3D-Drucker haben uns bei der Ausstellung wertvolle Dienste erwiesen. Die Idee zu ihrer Nutzung stammt vom Architekten Joseph Grima, der auch das Setting realisiert hat, welches die Krümmung des Ausstellungsrundgangs nachvollzieht: eine Art imaginäre, halbkreisförmige Bahn als Schwerpunkt des Palazzo delle Arti. Um dieser ecken- und kantenlosen Rundung zu folgen, wurde das Setting gänzlich mit 3D-Druckern und ausschließlich organischen Materialien hergestellt, vor allem Reispapier. Im thematischen Teil der Ausstellung gibt es einen Abschnitt zur Projektierung. Ich hatte die Architekten von SOM gebeten, einen Dekalog auszuarbeiten, den ein zukünftiger außerirdischer Architekturstudent kennen muss. Was muss er etwa wissen, um auf dem Mond bauen zu können? Die ersten fünf Lektionen betreffen den Umgang mit der Umwelt, darunter auch den mit der Schwerkraft. Im zweiten Teil geht es darum, wie es sich in einer so andersartigen Umwelt eigentlich lebt und die Bedeutung, die der Gemeinschaft und dem Ökosystem zukommt. Beim Thema Bauen auf dem Mond sind wir wieder bei den 3D-Druckern angelangt. Man kann natürlich nicht einen Backstein nach dem anderen auf zum Mond befördern, sondern muss das dort befindliche Material nutzen, vor allem Regolith. Der 3D-Drucker konstruiert und optimiert die Nutzung des Materials in Bezug auf den Bauzweck hinsichtlich der Umweltverträglichkeit und der Vermeidung von Abfall.

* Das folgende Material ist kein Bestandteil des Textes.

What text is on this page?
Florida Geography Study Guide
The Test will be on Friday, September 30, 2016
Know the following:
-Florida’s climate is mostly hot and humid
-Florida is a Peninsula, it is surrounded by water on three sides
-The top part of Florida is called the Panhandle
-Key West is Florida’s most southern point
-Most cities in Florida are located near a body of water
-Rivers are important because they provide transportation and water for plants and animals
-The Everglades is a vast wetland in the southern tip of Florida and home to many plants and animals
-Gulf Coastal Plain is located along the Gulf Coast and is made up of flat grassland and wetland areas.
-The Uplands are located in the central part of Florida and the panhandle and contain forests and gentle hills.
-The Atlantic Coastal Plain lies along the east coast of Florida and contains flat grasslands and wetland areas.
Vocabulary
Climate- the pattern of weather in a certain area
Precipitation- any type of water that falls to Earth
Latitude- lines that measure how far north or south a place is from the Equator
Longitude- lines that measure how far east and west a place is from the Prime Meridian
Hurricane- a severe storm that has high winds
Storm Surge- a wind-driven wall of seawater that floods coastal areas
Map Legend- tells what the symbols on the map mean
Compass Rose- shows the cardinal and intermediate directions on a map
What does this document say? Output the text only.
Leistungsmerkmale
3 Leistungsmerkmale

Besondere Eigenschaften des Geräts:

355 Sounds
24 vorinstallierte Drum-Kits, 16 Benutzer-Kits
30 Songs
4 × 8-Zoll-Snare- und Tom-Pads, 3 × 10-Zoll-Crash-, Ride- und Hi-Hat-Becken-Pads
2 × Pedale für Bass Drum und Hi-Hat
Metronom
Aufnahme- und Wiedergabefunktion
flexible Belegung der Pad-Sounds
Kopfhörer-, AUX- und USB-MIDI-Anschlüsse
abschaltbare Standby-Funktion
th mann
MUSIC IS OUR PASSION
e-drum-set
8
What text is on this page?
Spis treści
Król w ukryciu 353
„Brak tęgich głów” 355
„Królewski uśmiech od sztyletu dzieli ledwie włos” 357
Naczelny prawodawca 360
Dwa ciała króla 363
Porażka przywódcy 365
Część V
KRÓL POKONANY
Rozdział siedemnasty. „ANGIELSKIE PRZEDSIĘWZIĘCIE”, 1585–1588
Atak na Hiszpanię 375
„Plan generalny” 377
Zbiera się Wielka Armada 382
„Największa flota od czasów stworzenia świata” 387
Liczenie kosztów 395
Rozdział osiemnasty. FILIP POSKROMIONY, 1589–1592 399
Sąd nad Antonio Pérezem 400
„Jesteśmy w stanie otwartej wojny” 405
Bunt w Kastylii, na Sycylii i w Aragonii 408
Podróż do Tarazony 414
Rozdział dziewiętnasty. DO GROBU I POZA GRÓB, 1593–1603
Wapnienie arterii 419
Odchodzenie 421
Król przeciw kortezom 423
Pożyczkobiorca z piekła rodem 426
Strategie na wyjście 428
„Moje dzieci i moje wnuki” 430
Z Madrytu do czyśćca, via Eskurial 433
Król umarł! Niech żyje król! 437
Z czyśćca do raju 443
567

Ist Licht der eigentliche Protagonist im All? Viele Fotos aus dem Weltraum, die viral gehen – von den Sonnenflecken bis zum wunderschönen Sonnenaufgang, den Thomas Pesquet von der ISS aus aufnahm – scheinen dies zu bestätigen.

Das Licht ist eine Zeitmaschine. Wenn wir den Sternenhimmel betrachten, schauen wir auf eine Vielzahl von Zeiten zurück. Wenn wir uns auf einen Aperitif mit einem Freund beim Sonnenuntergang treffen, teilen wir ein Stück Gegenwart, aber jener Sonnenuntergang ist eigentlich schon vergangen. Da das Licht reist, leben wir in einer Überlagerung vieler Zeitschichten. Auch der Ursprung des Lichts ist interessant. Das Licht entstand lange nach dem All und der Zeit: erst 380.000 Jahre nach dem Big Bang. Das erste Licht, die ersten Photonen, können wir noch sehen. Ihre Bilder liefern uns die Planck-Satelliten: Das sind die Fotos des ersten Lichts. Und natürlich wollen wir den Wow-Effekt der Astronautenfotos nicht unterschlagen: Morgenröten, Sonnenuntergänge, Nordpolarlichter, die sich bewegende Erde. Das Licht weckt eben auch große Emotionen.